In Boyd's "Convex Optimization" it defines the affine hull of a subset $C$ of $\mathbb R^n$ as

$$\text{aff} C = \left\{\theta_1 x_1 + \ldots +\theta_k x_k \mid x_1, \ldots x_k \in C, \theta_1 + \ldots \theta_k = 1 \right\}.$$ Then, it claims $\text{aff } U = \mathbb R^2$ if $U$ is the unit circle. Why is this? Isn't any arc (or convex subset of the circle) entirely contained in the circle? I would think $\text{aff } U = U$ if $U$ is the unit circle.

I guess I know your confusion. The point is that $\theta_i$ is not constrained to be greater than zero. So now you may understand why three non-collinear points will fill the whole $\Bbb R^2$.

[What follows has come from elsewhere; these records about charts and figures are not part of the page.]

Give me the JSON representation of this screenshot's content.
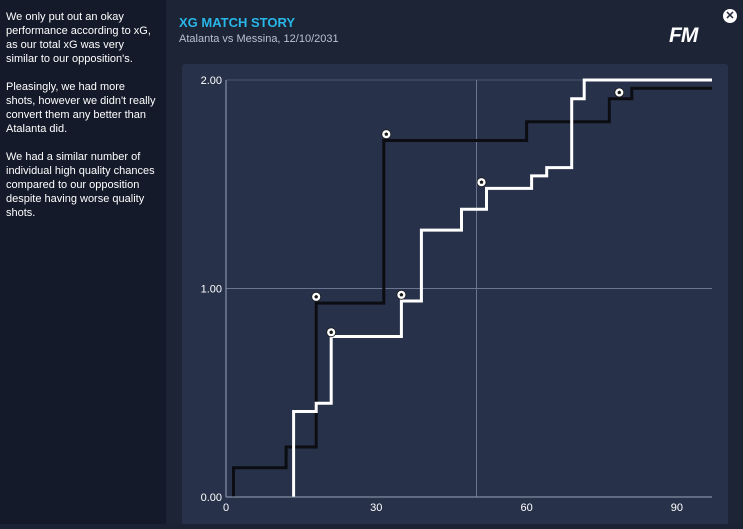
{
  "sidebar": {
    "paragraphs": [
      "We only put out an okay performance according to xG, as our total xG was very similar to our opposition's.",
      "Pleasingly, we had more shots, however we didn't really convert them any better than Atalanta did.",
      "We had a similar number of individual high quality chances compared to our opposition despite having worse quality shots."
    ]
  },
  "header": {
    "title": "XG MATCH STORY",
    "subtitle": "Atalanta vs Messina, 12/10/2031",
    "logo": "FM",
    "close_icon": "close-icon"
  },
  "colors": {
    "background": "#1d2436",
    "sidebar": "#141a29",
    "panel": "#273149",
    "title": "#29b6e8",
    "series_white": "#ffffff",
    "series_black": "#0b0d12"
  },
  "chart_data": {
    "type": "line",
    "step": true,
    "xlim": [
      0,
      97
    ],
    "ylim": [
      0,
      2.0
    ],
    "x_ticks": [
      0,
      30,
      60,
      90
    ],
    "y_ticks": [
      0.0,
      1.0,
      2.0
    ],
    "y_tick_labels": [
      "0.00",
      "1.00",
      "2.00"
    ],
    "x_tick_labels": [
      "0",
      "30",
      "60",
      "90"
    ],
    "grid": {
      "vertical": [
        50
      ],
      "horizontal": [
        1.0
      ]
    },
    "series": [
      {
        "color": "#0b0d12",
        "points": [
          [
            1.5,
            0
          ],
          [
            1.5,
            0.14
          ],
          [
            12,
            0.14
          ],
          [
            12,
            0.24
          ],
          [
            18,
            0.24
          ],
          [
            18,
            0.93
          ],
          [
            31.5,
            0.93
          ],
          [
            31.5,
            1.71
          ],
          [
            60,
            1.71
          ],
          [
            60,
            1.8
          ],
          [
            76.5,
            1.8
          ],
          [
            76.5,
            1.91
          ],
          [
            81,
            1.91
          ],
          [
            81,
            1.96
          ],
          [
            97,
            1.96
          ]
        ],
        "goals": [
          [
            18,
            0.96
          ],
          [
            32,
            1.74
          ],
          [
            78.5,
            1.94
          ]
        ]
      },
      {
        "color": "#ffffff",
        "points": [
          [
            13.5,
            0
          ],
          [
            13.5,
            0.41
          ],
          [
            18,
            0.41
          ],
          [
            18,
            0.45
          ],
          [
            21,
            0.45
          ],
          [
            21,
            0.77
          ],
          [
            35,
            0.77
          ],
          [
            35,
            0.94
          ],
          [
            39,
            0.94
          ],
          [
            39,
            1.28
          ],
          [
            47,
            1.28
          ],
          [
            47,
            1.38
          ],
          [
            52,
            1.38
          ],
          [
            52,
            1.48
          ],
          [
            61,
            1.48
          ],
          [
            61,
            1.54
          ],
          [
            64,
            1.54
          ],
          [
            64,
            1.58
          ],
          [
            69,
            1.58
          ],
          [
            69,
            1.91
          ],
          [
            71.5,
            1.91
          ],
          [
            71.5,
            2.0
          ],
          [
            97,
            2.0
          ]
        ],
        "goals": [
          [
            21,
            0.79
          ],
          [
            35,
            0.97
          ],
          [
            51,
            1.51
          ]
        ]
      }
    ]
  }
}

To have an answer recorded as such, I'll add a few words. If $C$ contains the origin, then the affine hull is the same as linear span, since we can include $0$ with any coefficient we want. Also, translating $C$ by a vector translates its affine hull by the same vector. Thus, we can find the affine hull by moving the coordinate system so that the origin lies in $C$, and then taking the linear span. This shows at once that the affine hull of any three non-collinear points in the plane is the entire plane.

Take any point in $\mathbb R$. We can always draw a line through it which passes through two points in the circle. That means it lies on the same line that passes through those points on the unit circle.

That's the definition of Affine Hull. Please rectify me if I'm wrong.

The unit circle $U$ is the set of all points (x,y) such that $x^2 + y^2 = 1$. So, if we take the affine hull of $U$, we will generate $\mathbb{R}^2$ since there exists at least 3 non-collinear points in $U$.

In particular, all we need to look at is a three element subset of the unit circle where the three points do not all lie along a line in order to generate $\mathbb{R}^2$ as a set of affine combinations.

If you are still confused by my answer and LVK's answer, you may want to review the definition of dimension and affine combination.